Sep 29, 2010
One of the joys of my new job is the ability to get out and walk across campus. Before, I was in the Erwin Square Tower off campus, in a spacious ninth-floor office with a great view of northern Durham County — and the blue exterior wall of Locopops.
Now, I’m in the heart of the Duke Hospital, just steps from the cafeteria, and minutes from the main quads.
I eat my bag lunch at my desk while working, and around 2 each day I head out of the hospital, walking along the temporary walkway and through the first-phase concourse, watching with boyish wonder as I pass the clanging construction of the new Duke Medicine Pavilion and Duke Cancer Center, which are rising in a jumble of concrete pylons, I beams and steel scaffolding. See the construction cam.
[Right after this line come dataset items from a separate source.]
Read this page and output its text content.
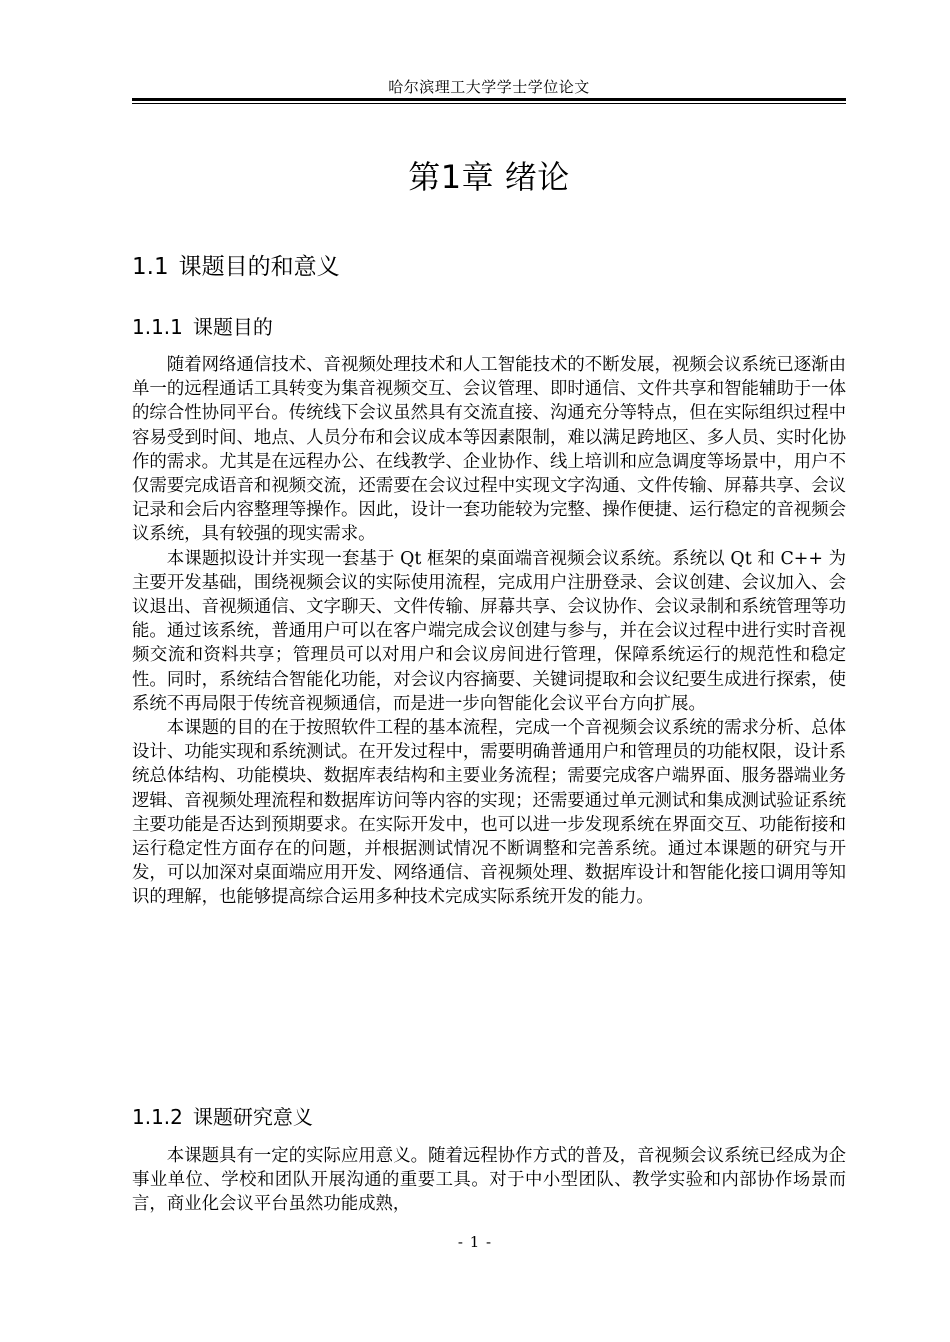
哈尔滨理工大学学士学位论文
第1章 绪论
1.1 课题目的和意义
1.1.1 课题目的

随着网络通信技术、音视频处理技术和人工智能技术的不断发展，视频会议系统已逐渐由单一的远程通话工具转变为集音视频交互、会议管理、即时通信、文件共享和智能辅助于一体的综合性协同平台。传统线下会议虽然具有交流直接、沟通充分等特点，但在实际组织过程中容易受到时间、地点、人员分布和会议成本等因素限制，难以满足跨地区、多人员、实时化协作的需求。尤其是在远程办公、在线教学、企业协作、线上培训和应急调度等场景中，用户不仅需要完成语音和视频交流，还需要在会议过程中实现文字沟通、文件传输、屏幕共享、会议记录和会后内容整理等操作。因此，设计一套功能较为完整、操作便捷、运行稳定的音视频会议系统，具有较强的现实需求。

本课题拟设计并实现一套基于 Qt 框架的桌面端音视频会议系统。系统以 Qt 和 C++ 为主要开发基础，围绕视频会议的实际使用流程，完成用户注册登录、会议创建、会议加入、会议退出、音视频通信、文字聊天、文件传输、屏幕共享、会议协作、会议录制和系统管理等功能。通过该系统，普通用户可以在客户端完成会议创建与参与，并在会议过程中进行实时音视频交流和资料共享；管理员可以对用户和会议房间进行管理，保障系统运行的规范性和稳定性。同时，系统结合智能化功能，对会议内容摘要、关键词提取和会议纪要生成进行探索，使系统不再局限于传统音视频通信，而是进一步向智能化会议平台方向扩展。

本课题的目的在于按照软件工程的基本流程，完成一个音视频会议系统的需求分析、总体设计、功能实现和系统测试。在开发过程中，需要明确普通用户和管理员的功能权限，设计系统总体结构、功能模块、数据库表结构和主要业务流程；需要完成客户端界面、服务器端业务逻辑、音视频处理流程和数据库访问等内容的实现；还需要通过单元测试和集成测试验证系统主要功能是否达到预期要求。在实际开发中，也可以进一步发现系统在界面交互、功能衔接和运行稳定性方面存在的问题，并根据测试情况不断调整和完善系统。通过本课题的研究与开发，可以加深对桌面端应用开发、网络通信、音视频处理、数据库设计和智能化接口调用等知识的理解，也能够提高综合运用多种技术完成实际系统开发的能力。

1.1.2 课题研究意义

本课题具有一定的实际应用意义。随着远程协作方式的普及，音视频会议系统已经成为企事业单位、学校和团队开展沟通的重要工具。对于中小型团队、教学实验和内部协作场景而言，商业化会议平台虽然功能成熟，

- 1 -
Through the Duke Clinic (also called Duke South by many) and into the Davison Building, historic home of the School of Medicine (although a new high-tech medical learning center might be next on the building block). I watch for new posters displayed on easels, and flyers taped to doors, and puzzled patients or family members who need a little help getting to their appointment or back to the parking garage. I might run into a colleague, and a quick hallway conversation will provide just the answer or link or recommendation I was in search of earlier in the day.
Out the doors of Davison, past huge magnolia trees, and into the heart of campus. I usually make it no further than the Perk, the coffee bar in the von der Heyden Pavilion, an atrium connected to Perkins Library. I buy a chocolate chip cookie, plop down in a cushioned chair, and soak in the youthful energy and focused scholarship of the students all around.
I retrace my steps, all the way reveling in my fortune of being able to work in a world-class university.